The Text Encoding Initiative (TEI) is both a standard for encoding texts to be machine actionable and an organization that oversees the TEI standards.

As standard, TEI provides a uniform way for humanities scholars to encode literary and documentary texts in a uniform way allowing them to be machine actionable for display, searching, or processing. TEI is a set of tags that piggy-back on basic XML.

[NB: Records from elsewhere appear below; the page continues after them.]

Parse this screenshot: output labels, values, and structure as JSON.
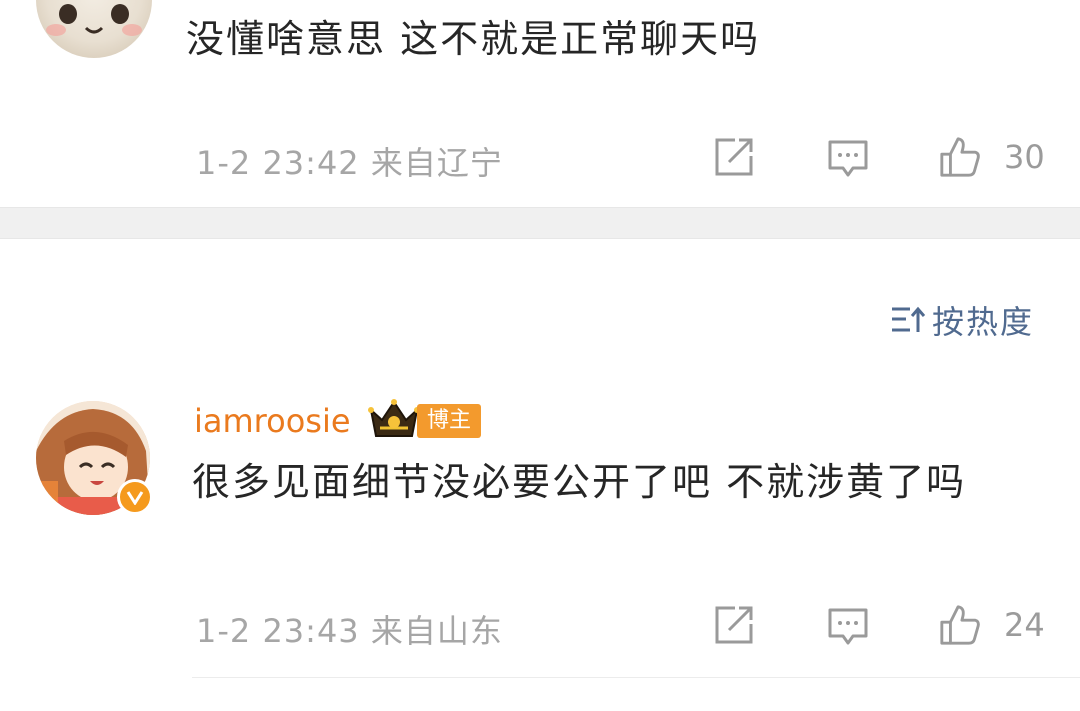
{
  "comments": [
    {
      "text": "没懂啥意思 这不就是正常聊天吗",
      "time": "1-2 23:42",
      "location": "来自辽宁",
      "likes": "30",
      "icons": [
        "share-icon",
        "comment-icon",
        "like-icon"
      ]
    },
    {
      "username": "iamroosie",
      "badge": "博主",
      "text": "很多见面细节没必要公开了吧 不就涉黄了吗",
      "time": "1-2 23:43",
      "location": "来自山东",
      "likes": "24",
      "icons": [
        "share-icon",
        "comment-icon",
        "like-icon"
      ]
    }
  ],
  "sort_label": "按热度",
  "colors": {
    "username": "#ea7a1e",
    "sort": "#506a8f",
    "badge": "#f39a2d"
  }
}
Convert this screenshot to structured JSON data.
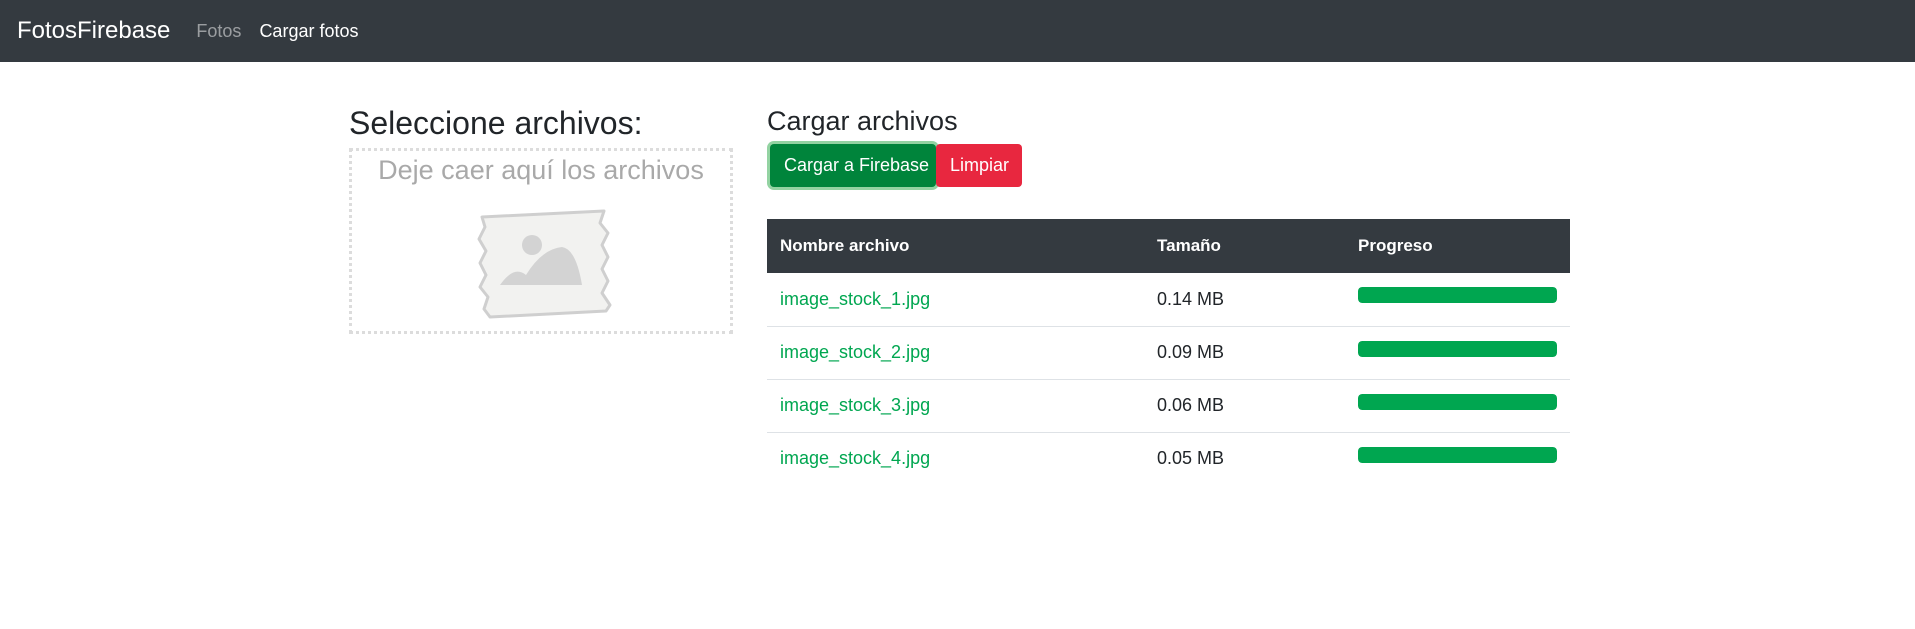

To learn more, please see the following:
* [Text Encoding Initiative Home Page](https://tei-c.org/)
* [What is the TEI from the Women Writers Project](https://www.wwp.northeastern.edu/outreach/seminars/tei.html)
* [TEI By Example Project](https://teibyexample.org/)
* [Introduction to XML](https://www.w3schools.com/xml/xml_whatis.asp)

## Parsing TEI

### Set up

In [1]:
# ! pip install beatifulsoup4

In [2]:
from bs4 import BeautifulSoup
import requests
import pandas as pd

In [3]:
# load xml file
url = "https://raw.githubusercontent.com/msaxton/nlp-data/main/gibbon.xml"
response= requests.get(url)
xml_str= response.text

In [4]:
xml_str[:250]

'<TEI xmlns="http://www.tei-c.org/ns/1.0">\n    <teiHeader>\n        <fileDesc>\n            <titleStmt>\n                <title>The history of the decline and fall of the Roman Empire: By Edward Gibbon, Esq; ... [pt.2]</title>\n                <author>Gib'

### Parse TEI

In [5]:
# use BeautifulSoup to creat an xml object
xml = BeautifulSoup(xml_str)

In [6]:
# find all footnotes
footnotes = xml.find_all('note', attrs={'place': 'bottom'})

In [7]:
len(footnotes)

828

In [8]:
footnotes[323].text

'Conſtantin. Porphyr. de Statu Imper. p. 86.'

In [9]:
# remove extra space
def remove_extra_space(text):
    text = text.replace('\n', '')
    text = text.replace('  ', '')
    return text

In [10]:
# prepare data for dataframe
processed_notes=[]
i = 1
for footnote in footnotes:
    d = {}
    footnote_num = f'footnote {str(i)}'
    footnote_text = remove_extra_space(footnote.text)
    d["number"] = footnote_num
    d["text"] = footnote_text
    processed_notes.append(d)
    i += 1

In [11]:
processed_notes[67]

{'number': 'footnote 68',
 'text': 'It was five hundred and thirty-ſeven miles from Seleucia, and two hundred and three from the neareſt coaſt of Syria, according to the reckoning of Pliny, who, in a few words (Hiſt. Natur. v. 21.), gives an excellent deſcription of Palmyra.'}

In [12]:
# convert to dataframe
df = pd.DataFrame.from_dict(processed_notes)

In [14]:
df.head()

Unnamed: 0,number,text
0,footnote 1,"Pons Aureoli,thirteen miles from Bergamo, and ..."
1,footnote 2,"On the death of Gallienus, ſee Trebellius Poll..."
2,footnote 3,"Some ſuppoſed him, oddly enough, to be a baſta..."
3,footnote 4,"Notoria,a periodical and official diſpatch whi..."
4,footnote 5,Hiſt. Auguſt. p. 208. Gallienus deſcribes the ...


In [15]:
# save dataframe as csv
file_name= 'gibbon_footnote.csv'
df.to_csv(file_name, index=False)